"I'm taking jazz appreciation with Stan Jackson," my mother informed me. "You mean my Mr. Jackson?" I asked.
I should be used to it by now, but somehow it still surprises me that my mother - who taught in the town where we lived - knows all my former teachers by first name.
"Yes, your Mr. Jackson," she said. "He's retired and teaches adult ed now."
I was in seventh grade when Mr. Jackson arrived at our school. He and a young colleague worked hard that year to engage us in music appreciation, but we were self- conscious 12-year-olds.
Even when the two teachers wrote out the lyrics to a beloved rock song and invited us to discuss their meaning, we all sat in stony silence.
I actually burned to ask questions - there were so many things in that song I had never understood - but somehow doing so would have been too uncool.
So, like my classmates, I kept my hand down.
It's a mistake my retiree mother would never make. All winter she eagerly attended Mr. Jackson's class, even tramping through 20-inch snow drifts to get there. She listened to John Coltrane and Billie Holliday, asked plenty of questions, and enjoyed every minute.
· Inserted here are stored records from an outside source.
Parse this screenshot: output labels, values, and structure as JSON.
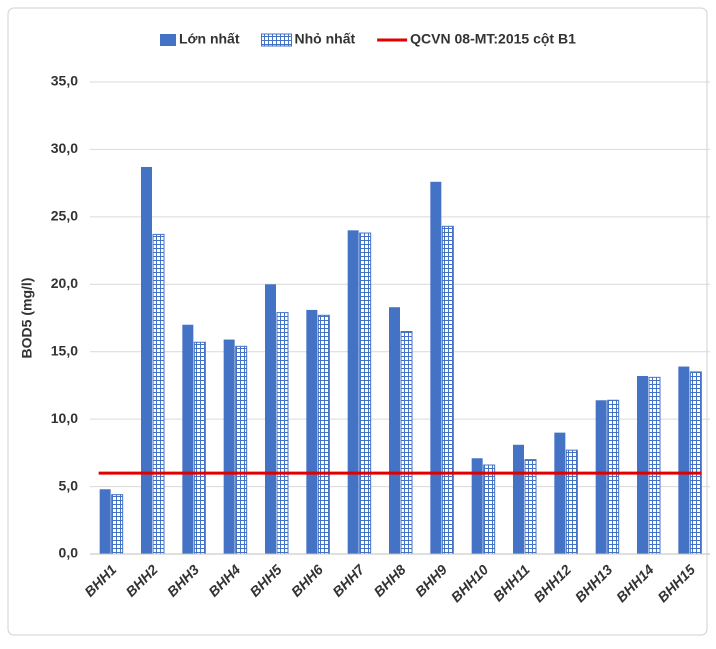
{
  "chart_data": {
    "type": "bar",
    "y_label": "BOD5 (mg/l)",
    "categories": [
      "BHH1",
      "BHH2",
      "BHH3",
      "BHH4",
      "BHH5",
      "BHH6",
      "BHH7",
      "BHH8",
      "BHH9",
      "BHH10",
      "BHH11",
      "BHH12",
      "BHH13",
      "BHH14",
      "BHH15"
    ],
    "series": [
      {
        "name": "Lớn nhất",
        "color": "#4472c4",
        "fill": "solid",
        "values": [
          4.8,
          28.7,
          17.0,
          15.9,
          20.0,
          18.1,
          24.0,
          18.3,
          27.6,
          7.1,
          8.1,
          9.0,
          11.4,
          13.2,
          13.9
        ]
      },
      {
        "name": "Nhỏ nhất",
        "color": "#4472c4",
        "fill": "grid",
        "values": [
          4.4,
          23.7,
          15.7,
          15.4,
          17.9,
          17.7,
          23.8,
          16.5,
          24.3,
          6.6,
          7.0,
          7.7,
          11.4,
          13.1,
          13.5
        ]
      }
    ],
    "threshold": {
      "name": "QCVN 08-MT:2015 cột B1",
      "color": "#e00000",
      "value": 6
    },
    "ylim": [
      0,
      35
    ],
    "yticks": [
      {
        "value": 0,
        "label": "0,0"
      },
      {
        "value": 5,
        "label": "5,0"
      },
      {
        "value": 10,
        "label": "10,0"
      },
      {
        "value": 15,
        "label": "15,0"
      },
      {
        "value": 20,
        "label": "20,0"
      },
      {
        "value": 25,
        "label": "25,0"
      },
      {
        "value": 30,
        "label": "30,0"
      },
      {
        "value": 35,
        "label": "35,0"
      }
    ],
    "grid": true
  }
}
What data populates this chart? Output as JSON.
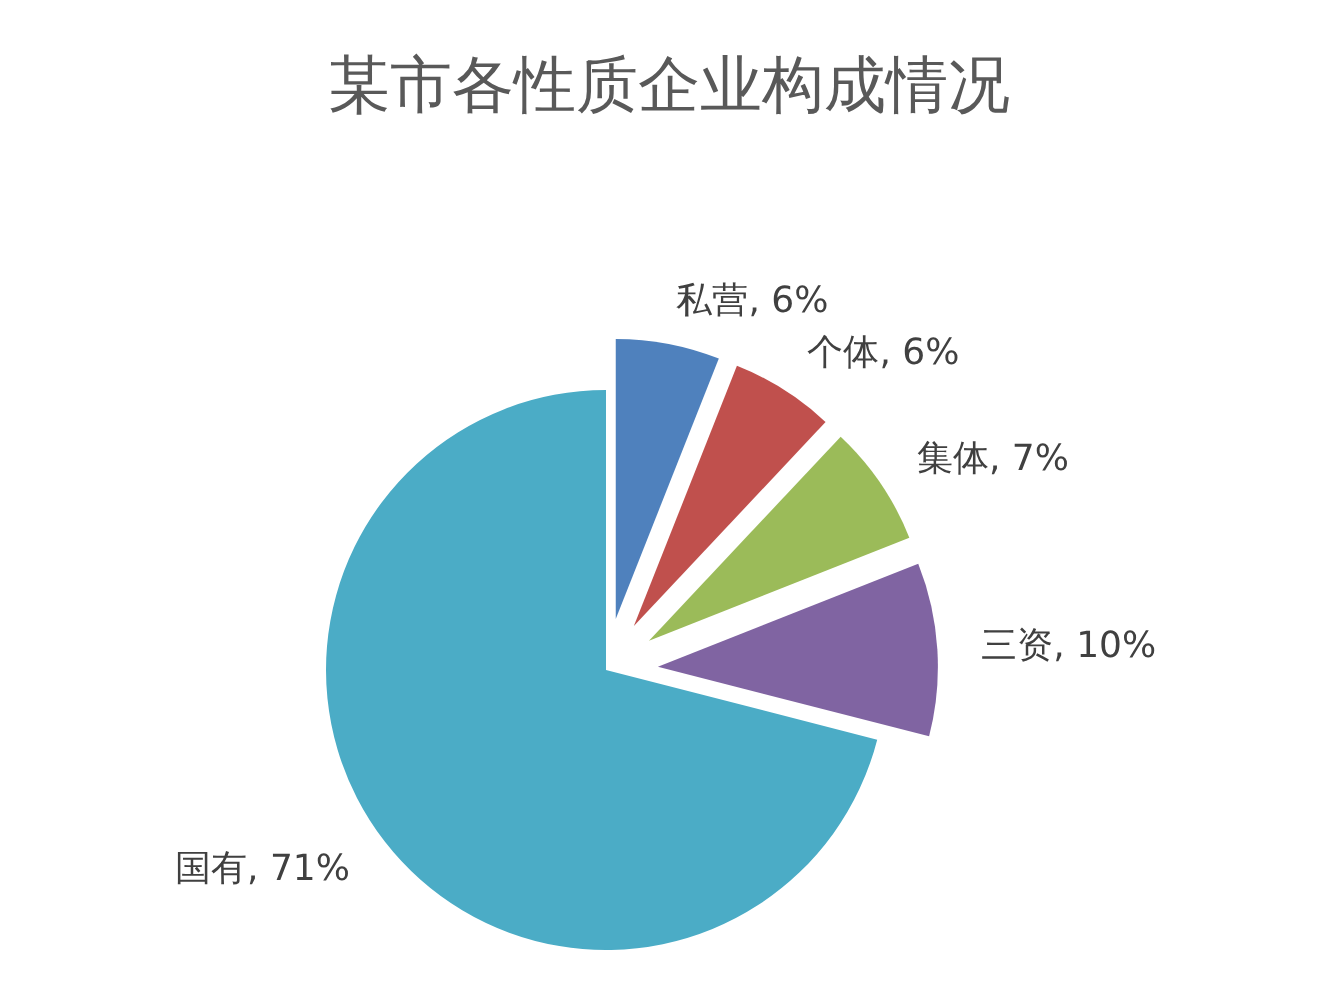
{
  "chart_data": {
    "type": "pie",
    "title": "某市各性质企业构成情况",
    "categories": [
      "私营",
      "个体",
      "集体",
      "三资",
      "国有"
    ],
    "values": [
      6,
      6,
      7,
      10,
      71
    ],
    "value_labels": [
      "6%",
      "6%",
      "7%",
      "10%",
      "71%"
    ],
    "colors": [
      "#4f81bd",
      "#c0504d",
      "#9bbb59",
      "#8064a2",
      "#4bacc6"
    ]
  }
}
Sometimes it's not until later in life that we have the focus, enthusiasm, and freedom from fear to fully open up to learning.
And that's why it's inspiring to read a story like Jeff MacDonald's piece on advocacy this week, which tells of senior citizens who are willing to embrace new skills and experiences in order to support causes they care about.
They are an inspiring group of learners. I'm sure my mom would fit in perfectly.